OK, I jest. But imagine my delight tonight when I saw on the Institute of Christ the King’s YouTube page this video clip of portions of the historic ordinations of Canons William Avis and Matthew Talarico by His Grace Archbishop Burke at the Cathedral Basilica of Saint Louis in June 2007.
Three years after Summorum Pontificum, the whole situation of the traditional Mass in the life of the universal Church is light years ahead of the situation under the old “indult” scheme. Thus it might be hard to imagine just what a hugely important event this was. In no particular order of importance:
1. This was the first priestly ordination in the traditional rite (outside of Lincoln, NE–thanks, David) by a reigning ordinary of a diocese in the See of the diocese since at least the earliest of the 1970s. It was a huge statement made in favor of the ongoing vitality and liceity of the traditional Mass and sacramental forms by a Metropolitan Archbishop on behalf of a society dedicated to these traditional forms.
2. This event was before the motu proprio. Archbishop Burke’s actions, in retrospect, seem perfectly obvious, but at the time it was a very bold move indeed.
3. This holding of the ordinations in the Cathedral of the Archdiocese really put the Institute “on the radar” in the United States in a way it hadn’t yet been. It also cemented the status of the Archdiocese of Saint Louis as the most tradition-friendly diocese in this country, and perhaps the world.
4. It is hard to say that any one Mass is more momentous than any other–ontologically they are exactly the same, and aesthetically or otherwise there have been many “statement” or “watershed” Masses. But for me personally, and many of the seven readers of this blog, it was the most moving and inspirational Mass. It was historic– it felt historic– and was unspeakably beautiful.
I mean that Mass was roughly four hours long, and it seemed short. One very vivid memory I have (not seen on the video) is of the huge vertical space of the Cathedral being the setting for an amazing sight. From the floor up to fifteen feet was clear air. Beginning at about fifteen feet, and at least fifteen to twenty feet high, was a blanket layer of incense hovering, seemingly motionless, over the proceedings. Above that, clear air all the way to the glorious mosaic encrusted dome. Very striking.

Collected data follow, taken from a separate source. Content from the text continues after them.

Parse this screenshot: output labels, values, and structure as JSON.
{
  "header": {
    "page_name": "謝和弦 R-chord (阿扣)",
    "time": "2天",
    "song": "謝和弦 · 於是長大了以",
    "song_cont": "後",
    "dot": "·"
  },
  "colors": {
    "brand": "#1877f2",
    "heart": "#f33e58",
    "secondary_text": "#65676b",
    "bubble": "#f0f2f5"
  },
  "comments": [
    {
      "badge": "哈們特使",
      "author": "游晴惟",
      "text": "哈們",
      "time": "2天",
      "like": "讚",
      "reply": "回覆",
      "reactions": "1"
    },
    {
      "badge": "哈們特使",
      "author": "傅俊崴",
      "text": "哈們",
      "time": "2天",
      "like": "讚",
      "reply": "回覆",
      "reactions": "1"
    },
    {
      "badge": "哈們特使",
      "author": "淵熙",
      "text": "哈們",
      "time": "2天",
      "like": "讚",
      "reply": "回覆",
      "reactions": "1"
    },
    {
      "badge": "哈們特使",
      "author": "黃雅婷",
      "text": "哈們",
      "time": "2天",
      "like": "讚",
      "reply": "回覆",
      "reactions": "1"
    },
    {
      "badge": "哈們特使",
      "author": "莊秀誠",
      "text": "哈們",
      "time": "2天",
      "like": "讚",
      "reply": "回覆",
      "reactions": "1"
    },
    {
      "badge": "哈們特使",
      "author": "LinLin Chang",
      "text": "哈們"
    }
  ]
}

5. This Mass was the second public traditional Latin Mass in the Cathedral in the previous 35+ years. The first was three months earlier, when the Institute did a “dry run” Mass on the Feast of St. Thomas Aquinas. That Mass, on a weeknight in Winter, drew a very respectable attendance of 500 faithful, but in the cavernous Cathedral it seemed light. So no one really knew what to expect for the ordinations. The size of the congregation was extremely important at a time when all were hoping and praying for the motu proprio that thankfully was promulgated, in the face of the typical criticism that “nobody wants the old Mass”.
The actual turnout was an unqualified success, drawing a capacity congregation of roughly 1,300 people. The place was packed. On the video, the only real shot of the pews comes at the recessional, where you notice that some people did leave prior to the end–not surprising when you consider the length of the Mass and that people did not know what time frame to expect. Also, the Mass was in the middle of a weekday, yet the Cathedral was filled. It was like a dream come true for so many who suffered through the desert for 35 years. I cannot imagine what they suffered all that time.

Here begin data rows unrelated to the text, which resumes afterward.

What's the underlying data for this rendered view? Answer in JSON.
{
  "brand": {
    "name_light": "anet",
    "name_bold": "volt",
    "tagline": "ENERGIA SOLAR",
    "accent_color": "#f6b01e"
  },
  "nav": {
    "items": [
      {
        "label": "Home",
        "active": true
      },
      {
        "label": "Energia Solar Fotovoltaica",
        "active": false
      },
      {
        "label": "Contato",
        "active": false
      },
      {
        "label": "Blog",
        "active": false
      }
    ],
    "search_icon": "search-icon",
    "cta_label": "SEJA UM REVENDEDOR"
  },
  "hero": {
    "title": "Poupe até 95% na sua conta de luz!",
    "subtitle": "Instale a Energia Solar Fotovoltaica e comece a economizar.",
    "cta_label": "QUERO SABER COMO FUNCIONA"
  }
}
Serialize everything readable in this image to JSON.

6. People came from all over the country. It was like a pilgrimage for many. I received a ton of great mail at this blog during the run-up to the Mass, and afterwards, too. In addition to satisfying traditional Catholics who knew the Mass, it was a very positive and public introduction to the classical liturgy for those who had never experienced it.
7. Also, this Mass cemented a collaboration between the Institute and the Archdiocesan clergy that had begun before, and has flowered since. The two groups showed that there was no need for rivalry, but cooperation. The Archdiocese and the Institute have cooperated to integrate the traditional liturgy into the formation of the Archdiocese’s seminarians. They have helped to train and support Archdiocesan priests and other clerics to celebrate the liturgy in diverse places. St. Louis remains, even after the promotion of Archbishop Burke, a leader in the integration of the traditional Mass into the life of the Archdiocese. Of course there is always progress to be made, but credit should and must be given where due.

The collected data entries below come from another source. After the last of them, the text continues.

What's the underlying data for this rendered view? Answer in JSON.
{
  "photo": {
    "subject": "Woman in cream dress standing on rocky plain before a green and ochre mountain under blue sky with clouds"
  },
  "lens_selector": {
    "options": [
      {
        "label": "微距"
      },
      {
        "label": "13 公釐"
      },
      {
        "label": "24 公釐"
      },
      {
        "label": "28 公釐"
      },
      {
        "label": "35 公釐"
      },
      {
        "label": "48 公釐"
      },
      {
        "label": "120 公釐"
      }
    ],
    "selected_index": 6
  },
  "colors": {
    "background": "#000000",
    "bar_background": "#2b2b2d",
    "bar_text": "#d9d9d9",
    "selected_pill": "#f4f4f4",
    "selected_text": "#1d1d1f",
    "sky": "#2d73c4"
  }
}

8. Finally, as someone who attends an Institute apostolate, the event, bracketed by celebrations before and after at the Oratory itself, really brought home the feeling of belonging to a family. Members of the Institute from Gricigliano and other apostolates all converged in St. Louis. Many seminarians were hosted by Oratory families. We got to know them, and they got to know us. It solidified the unity of this place, and made tangible what we knew intellectually. And it was a lot of fun.
So, yes, I am glad to link to this video. If you weren’t there, it doesn’t quite satisfy, except to see the beauty of the Cathedral and the Mass so compatible with each other. But if you were there, it will be a little bouquet of a very happy memory.